1>Page size : 0x1000 bytes

1>Total allocated : 0x39048 bytes

1>Total available : 0x47b0 bytes

1>Nrof small block pages : 4

1>Nrof large block pages : 16

1>Longest free list size : 1

1>Average free list size : 0

1>Memory space statistics for ‘PTX parsing state’

1>===============================================

1>Page size : 0x1000 bytes

1>Total allocated : 0x8cd98 bytes

1>Total available : 0xd0f8 bytes

1>Nrof small block pages : 134

1>Nrof large block pages : 6

1>Longest free list size : 1

1>Average free list size : 0

1>Memory space statistics for ‘Command option parser’

1>===================================================

1>Page size : 0x1000 bytes

1>Total allocated : 0x6058 bytes

1>Total available : 0x4f80 bytes

1>Nrof small block pages : 6

1>Nrof large block pages : 0

I really am new at this so any help in terms of how many registers I am over etc and how I can fix it would be very much appreciated

The important line is:
ptxas info : Used 42 registers, 12+0 bytes lmem, 72+68 bytes smem, 44 bytes cmem[1]

Your kernel uses 42 registers per thread. Each block runs on a single multiprocesssor, so 42 * num_threads_per_block must be less than or equal to the number of registers on the multiprocessor. That is 8192 on older hardware and 16384 on G200.

42 registers is very high, how do you run your kernel? how many blocks/threads?

You should put this info in the Occupancy calculator (the excel file) and see where you’re at…

you could also try to either optimize your code to reduce the registers usage, break the kernel into 2(or more)

kernels to use less registers per kernel (if possible) or use the “-maxrregcount=XX” compiler option to limit the register usage (that will cause them to spill to local memory)

eyal

So if I reduce the thread size and increase the number of blocks it could potentially run?? Is there anyway I can try to reduce the bumber of registers?

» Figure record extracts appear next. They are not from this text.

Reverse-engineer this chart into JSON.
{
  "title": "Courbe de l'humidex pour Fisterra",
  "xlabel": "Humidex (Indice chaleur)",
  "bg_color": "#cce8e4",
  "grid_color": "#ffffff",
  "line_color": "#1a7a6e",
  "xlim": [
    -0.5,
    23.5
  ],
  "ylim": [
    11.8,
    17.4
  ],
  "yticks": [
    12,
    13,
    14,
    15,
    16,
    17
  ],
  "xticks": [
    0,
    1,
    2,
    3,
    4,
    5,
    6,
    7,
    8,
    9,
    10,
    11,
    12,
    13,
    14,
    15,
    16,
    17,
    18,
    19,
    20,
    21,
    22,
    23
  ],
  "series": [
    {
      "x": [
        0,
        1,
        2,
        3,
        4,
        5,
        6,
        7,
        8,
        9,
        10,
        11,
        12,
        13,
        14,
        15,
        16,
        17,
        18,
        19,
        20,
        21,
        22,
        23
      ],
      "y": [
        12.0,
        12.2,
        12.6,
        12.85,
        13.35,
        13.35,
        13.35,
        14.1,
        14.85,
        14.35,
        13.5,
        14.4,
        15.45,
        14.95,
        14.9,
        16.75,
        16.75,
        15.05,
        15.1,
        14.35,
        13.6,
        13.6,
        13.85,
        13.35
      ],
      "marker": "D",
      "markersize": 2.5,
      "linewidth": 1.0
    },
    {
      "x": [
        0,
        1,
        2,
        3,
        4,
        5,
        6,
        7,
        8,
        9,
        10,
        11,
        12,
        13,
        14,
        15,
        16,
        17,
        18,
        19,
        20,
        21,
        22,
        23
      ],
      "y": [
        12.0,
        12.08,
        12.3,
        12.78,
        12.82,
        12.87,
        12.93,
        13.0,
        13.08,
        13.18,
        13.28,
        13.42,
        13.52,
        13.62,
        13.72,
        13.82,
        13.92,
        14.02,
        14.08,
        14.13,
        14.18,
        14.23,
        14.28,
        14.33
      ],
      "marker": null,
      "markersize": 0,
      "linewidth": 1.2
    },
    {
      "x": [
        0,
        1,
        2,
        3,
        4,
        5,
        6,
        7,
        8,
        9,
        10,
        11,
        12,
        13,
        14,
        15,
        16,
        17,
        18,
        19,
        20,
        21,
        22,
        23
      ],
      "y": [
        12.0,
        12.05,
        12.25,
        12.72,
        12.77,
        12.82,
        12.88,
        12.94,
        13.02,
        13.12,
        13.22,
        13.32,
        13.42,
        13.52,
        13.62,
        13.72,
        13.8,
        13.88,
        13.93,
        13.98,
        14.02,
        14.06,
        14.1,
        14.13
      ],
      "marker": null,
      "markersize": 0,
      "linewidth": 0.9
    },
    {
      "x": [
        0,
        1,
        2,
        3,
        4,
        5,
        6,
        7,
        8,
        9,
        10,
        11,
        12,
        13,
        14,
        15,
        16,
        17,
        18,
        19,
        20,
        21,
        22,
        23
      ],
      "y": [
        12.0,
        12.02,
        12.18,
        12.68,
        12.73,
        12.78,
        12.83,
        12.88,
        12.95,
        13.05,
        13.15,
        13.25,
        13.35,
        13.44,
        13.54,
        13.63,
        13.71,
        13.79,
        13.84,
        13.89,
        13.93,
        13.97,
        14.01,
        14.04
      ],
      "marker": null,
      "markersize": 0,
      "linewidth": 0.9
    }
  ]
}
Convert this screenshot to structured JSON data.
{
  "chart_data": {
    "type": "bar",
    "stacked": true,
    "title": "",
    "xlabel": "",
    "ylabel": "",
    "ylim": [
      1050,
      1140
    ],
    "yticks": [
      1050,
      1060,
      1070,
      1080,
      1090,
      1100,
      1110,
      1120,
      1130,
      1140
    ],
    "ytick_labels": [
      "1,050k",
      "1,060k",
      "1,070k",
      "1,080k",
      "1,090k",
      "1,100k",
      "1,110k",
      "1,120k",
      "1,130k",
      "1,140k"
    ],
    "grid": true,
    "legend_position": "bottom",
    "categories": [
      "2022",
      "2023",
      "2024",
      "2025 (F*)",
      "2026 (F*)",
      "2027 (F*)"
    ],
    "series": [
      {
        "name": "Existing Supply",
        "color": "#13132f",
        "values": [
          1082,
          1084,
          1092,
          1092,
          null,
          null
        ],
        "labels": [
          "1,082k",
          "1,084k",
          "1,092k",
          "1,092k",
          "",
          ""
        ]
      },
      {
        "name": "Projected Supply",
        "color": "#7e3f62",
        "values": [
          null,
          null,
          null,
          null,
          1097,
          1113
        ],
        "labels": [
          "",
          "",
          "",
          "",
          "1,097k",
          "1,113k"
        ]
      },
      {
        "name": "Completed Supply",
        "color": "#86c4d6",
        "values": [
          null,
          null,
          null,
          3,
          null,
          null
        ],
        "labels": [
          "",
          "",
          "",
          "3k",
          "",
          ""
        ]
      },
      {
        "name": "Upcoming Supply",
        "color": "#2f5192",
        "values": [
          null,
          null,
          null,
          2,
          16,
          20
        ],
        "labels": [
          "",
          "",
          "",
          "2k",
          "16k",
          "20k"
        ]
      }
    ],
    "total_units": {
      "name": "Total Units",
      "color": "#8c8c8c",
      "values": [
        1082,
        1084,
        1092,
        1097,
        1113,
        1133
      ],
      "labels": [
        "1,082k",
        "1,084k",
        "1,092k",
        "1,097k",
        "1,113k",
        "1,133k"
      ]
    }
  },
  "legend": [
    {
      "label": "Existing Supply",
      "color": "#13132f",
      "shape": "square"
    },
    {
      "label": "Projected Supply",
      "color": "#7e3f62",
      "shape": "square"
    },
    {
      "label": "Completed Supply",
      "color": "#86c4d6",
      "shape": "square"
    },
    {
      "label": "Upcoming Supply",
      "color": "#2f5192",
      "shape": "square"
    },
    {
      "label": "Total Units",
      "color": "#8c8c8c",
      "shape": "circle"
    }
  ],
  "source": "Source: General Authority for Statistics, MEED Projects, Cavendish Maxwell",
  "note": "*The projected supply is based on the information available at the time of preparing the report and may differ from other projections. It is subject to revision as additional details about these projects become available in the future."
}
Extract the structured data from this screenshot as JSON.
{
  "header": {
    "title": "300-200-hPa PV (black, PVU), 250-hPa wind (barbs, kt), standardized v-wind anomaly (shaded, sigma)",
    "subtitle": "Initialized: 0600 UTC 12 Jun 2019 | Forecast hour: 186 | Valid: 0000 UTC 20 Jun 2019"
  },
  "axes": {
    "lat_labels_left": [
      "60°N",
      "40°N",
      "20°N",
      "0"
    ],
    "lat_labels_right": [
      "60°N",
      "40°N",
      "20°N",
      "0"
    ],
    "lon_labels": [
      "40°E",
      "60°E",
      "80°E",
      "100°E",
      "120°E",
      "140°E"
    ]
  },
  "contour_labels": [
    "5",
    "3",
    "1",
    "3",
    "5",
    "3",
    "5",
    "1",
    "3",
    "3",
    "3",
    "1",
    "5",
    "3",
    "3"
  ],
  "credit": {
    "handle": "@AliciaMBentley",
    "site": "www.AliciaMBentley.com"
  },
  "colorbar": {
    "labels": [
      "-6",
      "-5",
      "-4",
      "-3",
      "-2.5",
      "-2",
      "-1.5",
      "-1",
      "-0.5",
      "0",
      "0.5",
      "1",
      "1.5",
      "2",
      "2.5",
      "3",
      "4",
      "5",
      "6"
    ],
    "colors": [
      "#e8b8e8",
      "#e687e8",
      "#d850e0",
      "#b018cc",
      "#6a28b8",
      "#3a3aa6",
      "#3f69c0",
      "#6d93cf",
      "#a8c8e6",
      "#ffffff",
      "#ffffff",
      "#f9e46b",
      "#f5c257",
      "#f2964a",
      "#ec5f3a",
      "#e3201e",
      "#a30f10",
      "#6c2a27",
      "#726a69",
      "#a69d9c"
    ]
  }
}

This is how I am currently calling the kernel

int N = nodes; // 76896

int block_size = 16;

int n_blocks = N/block_size + (N%block_size == 0 ? 0:1);

calcDivergenceDensity<<<n_blocks,block_size>>>

I think I have narrowed the problem down to exceeding my shared memory by nearly double as

1>ptxas info : Used 38 registers, 12+0 bytes lmem, 72+68 bytes smem, 44 bytes cmem[1]

and int N = nodes; // 76896
int block_size = 208;
int n_blocks = N/block_size + (N%block_size == 0 ? 0:1); i.e. 370
blocks

this would mean I would have per block:

38*208 = 7904 registers < 8192 registers that i’m allowed

12 bytes * 208 = 2496 lmem - not sure what lmemory is???

72+68 bytes shared memory = 140 bytes shared memory

140*208 = 29120 bytes > 16384 bytes of shared memory I am allowed

44 bytes constant memory * 208 = 9152 bytes < 65536 bytes of constant memory
I am allowed

Is there anyway I can reduce my shared memory, or is there a card that allows this kind of capacity of shared memory??

You should realy read the programming guide. You dont compute things like that.

you dont need to multiple the shared mem and constant memory by the number of threads.

also 72+68 actually means you only use 72bytes per block and not per thread.

eyal

Using the occupancy calcultor with a compute capability 1.3 i get the following

1.) Select Compute Capability (click): 1.3

2.) Enter your resource usage:
Threads Per Block 256
Registers Per Thread 38
Shared Memory Per Block (bytes) 72

(Don’t edit anything below this line)

3.) GPU Occupancy Data is displayed here and in the graphs:
Active Threads per Multiprocessor 256
Active Warps per Multiprocessor 8
Active Thread Blocks per Multiprocessor 1
Occupancy of each Multiprocessor 25%

Physical Limits for GPU: 1.3
Threads / Warp 32
Warps / Multiprocessor 32
Threads / Multiprocessor 1024
Thread Blocks / Multiprocessor 8
Total # of 32-bit registers / Multiprocessor 16384
Register allocation unit size 512
Shared Memory / Multiprocessor (bytes) 16384
Warp allocation granularity (for register allocation) 2

Allocation Per Thread Block
Warps 8
Registers 9728
Shared Memory 512
These data are used in computing the occupancy data in blue

Maximum Thread Blocks Per Multiprocessor Blocks
Limited by Max Warps / Multiprocessor 4
Limited by Registers / Multiprocessor 1 (RED)
Limited by Shared Memory / Multiprocessor 32
Thread Block Limit Per Multiprocessor highlighted RED

Does this mean that the code would work under a card witha compute capability of 1.3??